I feel like I understand thought disorders, anxiety and depression in a way I never did before.

I have more empathy for people with mood and anxiety disorders.

I feel more open- in a bad way (the sponge) but mostly in a good way. People are amazing, friends are amazing. Even people I hardly know have been amazing. I feel very lucky to know so many wonderful people. Woman are amazingly strong- I'm so thankful for all the strong women I know. I'm thankful for my family- for Troy who is able to be here and be such a support to me. For Jon whom I love even more now than ever- if that is possible.

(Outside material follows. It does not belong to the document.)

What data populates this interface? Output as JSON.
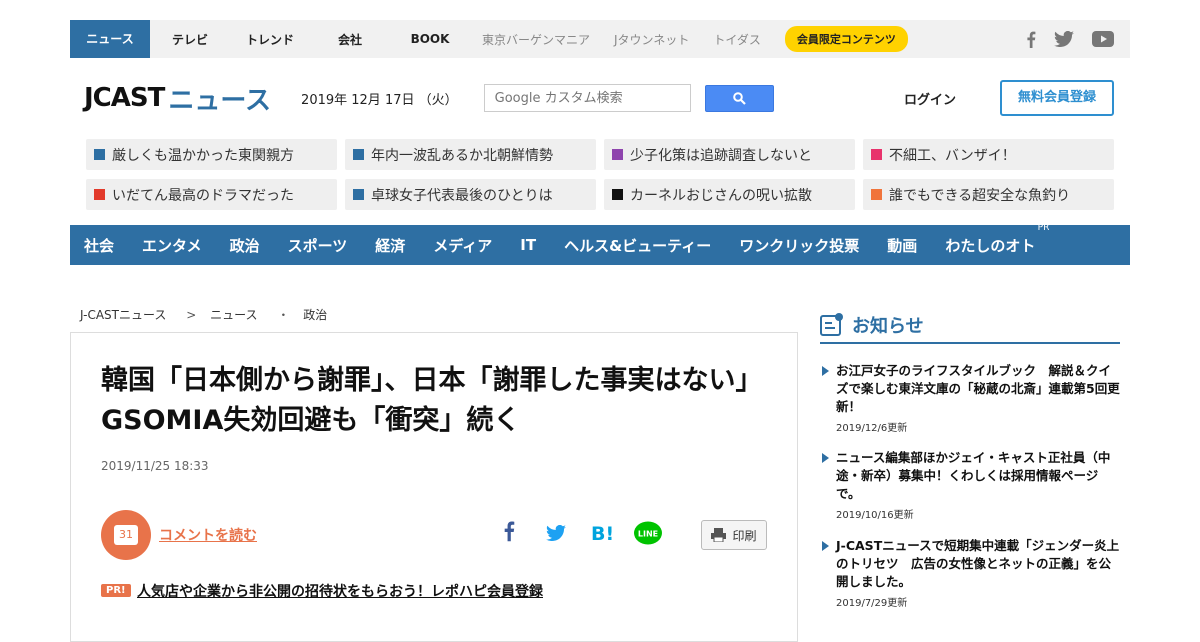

So where I'm at now: Mira is a two and half weeks old- the depression has gotten much better from the initial 3/4 day weirdness but seems to have settled in this sort of weird mild depression. The most concerning thing to me is my attachment to her. Don't get me wrong I love her very much, I do feel attached. I look at her and I think she's beautiful. I take care of her, I respond to her but I also feel relieved to put her down and have her sleep. I feel relieved to go for a walk without her, to be away from her for a little while. I never felt this way with the other two.
I want to be myself again, I want to feel happy and hopeful. I use to enjoy being a parent, I use to have fun. It makes me so sad that I seem to have (hopefully temporarily) lost myself.

2 comments:

Harvest Moon Farm said...

Kassi, I just wanted to mention that I got great help from homeopathic Sepia after the birth of my 2nd. I was severely struggling emotionally and hormonally with the adjustment, and the Sepia really helped smooth things out hormonally for me.

Best wishes that you ride out this storm quickly!

Kassi said...

I haven't heard of that- I'll check it out. I've been using Calms at night and Rescue Remedy as well as a B vitamin complex.